Алан вновь перелез через ограду, оставив меня стоять в одиночестве под проливным дождем возле моего нового дома. Мне хотелось умереть, но не оставалось ничего другого, как прокрасться в душ. Там я вытерлась полотенцем и принялась записывать все, что произошло, сотрясаясь от рыданий и поверяя случившееся бумаге.
Прощай, Алан Гутьеррес.
Ты, кто от страсти никогда не устает,
Ты, падших ангелов соблазн и искушенье,
Не воскрешай очарованья, пусть уйдет.
Зима 1988 года
Встреча с Клео
Вечером заявилась Клео. После ужина она устроилась на софе и, пока мы с Освальдо мыли посуду, заснула. Конечно, это было сделано специально: она на такое способна, как и на многое другое. Надо только уметь прочесть ее намерения.
Я разбудила ее и попросила перейти в мастерскую, где стояла небольшая кровать для гостей. Она мгновенно сбросила одежду и оказалась в черном нижнем белье. Потом стала бродить по дому, попросила дать ей воды. При этом она не переставая молола какую-то чепуху и вообще была похожа на сомнамбулу.
Меня давно предупреждали, что эта поэтесса — отчаянная баба.
Я застелила ее кровать тоненькими простынями из китайского шелка. Хочу, чтобы она окоченела от холода ночью и спозаранок убралась к себе домой. Я включила кондиционер на максимум — еще немного, и он начал бы морозить. Это древний кондиционер пятидесятых годов, и тем не менее холодит этот «старый гринго» так, как не могут в большинстве своем самые новые русские аппараты.

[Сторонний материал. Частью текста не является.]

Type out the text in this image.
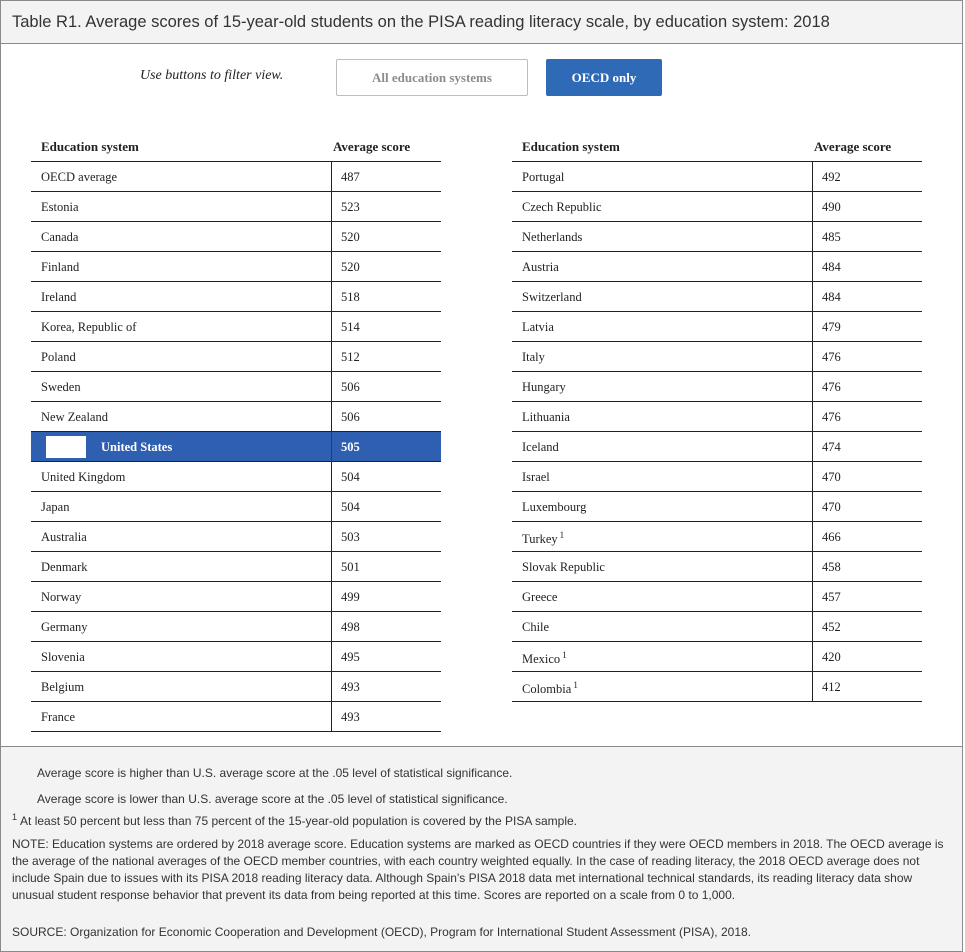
Table R1. Average scores of 15-year-old students on the PISA reading literacy scale, by education system: 2018
Use buttons to filter view.	All education systems	OECD only
Education system	Average score
OECD average	487
Estonia	523
Canada	520
Finland	520
Ireland	518
Korea, Republic of	514
Poland	512
Sweden	506
New Zealand	506
United States	505
United Kingdom	504
Japan	504
Australia	503
Denmark	501
Norway	499
Germany	498
Slovenia	495
Belgium	493
France	493
Education system	Average score
Portugal	492
Czech Republic	490
Netherlands	485
Austria	484
Switzerland	484
Latvia	479
Italy	476
Hungary	476
Lithuania	476
Iceland	474
Israel	470
Luxembourg	470
Turkey $^1$	466
Slovak Republic	458
Greece	457
Chile	452
Mexico $^1$	420
Colombia $^1$	412
Average score is higher than U.S. average score at the .05 level of statistical significance.
Average score is lower than U.S. average score at the .05 level of statistical significance.
$^1$ At least 50 percent but less than 75 percent of the 15-year-old population is covered by the PISA sample.
NOTE: Education systems are ordered by 2018 average score. Education systems are marked as OECD countries if they were OECD members in 2018. The OECD average is the average of the national averages of the OECD member countries, with each country weighted equally. In the case of reading literacy, the 2018 OECD average does not include Spain due to issues with its PISA 2018 reading literacy data. Although Spain's PISA 2018 data met international technical standards, its reading literacy data show unusual student response behavior that prevent its data from being reported at this time. Scores are reported on a scale from 0 to 1,000.
SOURCE: Organization for Economic Cooperation and Development (OECD), Program for International Student Assessment (PISA), 2018.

Когда мы отправились спать, я впервые в жизни немного бесцеремонно попросила Освальдо, чтобы он ночью не выходил из комнаты даже по нужде. В четвертом часу Клео забралась к нам в постель, улеглась между нами и накрылась одеялом. Она поцеловала каждого из нас и, как ребенок, тут же сладко уснула.
Ничего не понимаю. Размышляла над этим всю ночь. Освальдо выглядел довольным.
Я же, напротив, чувствовала себя обманутой.
Примечание
Сейчас шесть часов утра. Освальдо и Клео спят все в той же постели и под тем же одеялом.
Я варю кофе и не устаю задавать сама себе вопросы. Я как следует не понимаю, что же происходит. Мне ясно, что Дневник несовместим с моей новой жизнью, но это единственная возможность хоть как-то излить душу. Так было всегда, даже в худшие времена.
В последние почти четыре месяца я пишу очень мало. И не хочу ставить ни дат, ни дней недели, потому что здесь целая неделя составляет как бы единое событие. Жизнь в этом доме напоминает кинофильм. Мне нет нужды куда-то ехать: я живу в Европе, выстроенной посреди Карибского моря. А если хочу принадлежать к «обществу», то должна держаться этого кружка и не позволять себе разочаровываться и тем более не поддаваться слабости.
Жизнь за пределами дома противоречит моему новому статусу. Она противоречит этим фантазиям. Жизнь моей матери, моих товарищей из общежития Школы искусств их опровергает. Там, за окнами дома, находится другая страна, и такая девушка, как я, не может это игнорировать.
Уже пятнадцать минут восьмого, мне пора отправляться на занятия. Оставляю спящих Освальдо и Клео наедине. Что я еще могу сделать — они взрослые люди, а я не должна вести себя, как тупая и неразумная деревенская баба. Меня хотят испытать, но я не поддамся на провокацию. Вспоминаю, сколько раз я спала в одной кровати с приятелями в исключительных ситуациях. Данную ситуацию исключительной назвать нельзя. Возможно, они другие люди, и это та цена, которую я должна заплатить за то, чтобы они меня приняли.
Не знаю, что со мной; не нахожу места, где бы все было похоже на меня. На то, как я хочу жить и чувствовать.
Отправляюсь на занятия. Что толку жаловаться. По-моему, уже поздно пытаться понять этих взрослых.
Сюрпризы
Когда я вернулась с занятий, меня поджидали три сюрприза.
1. У Клео только что вышел в Испании поэтический сборник, и она оставила мне один экземпляр с трогательной надписью. Похоже, экзамен у нее я выдержала.
2. Освальдо уезжает на несколько месяцев в Париж.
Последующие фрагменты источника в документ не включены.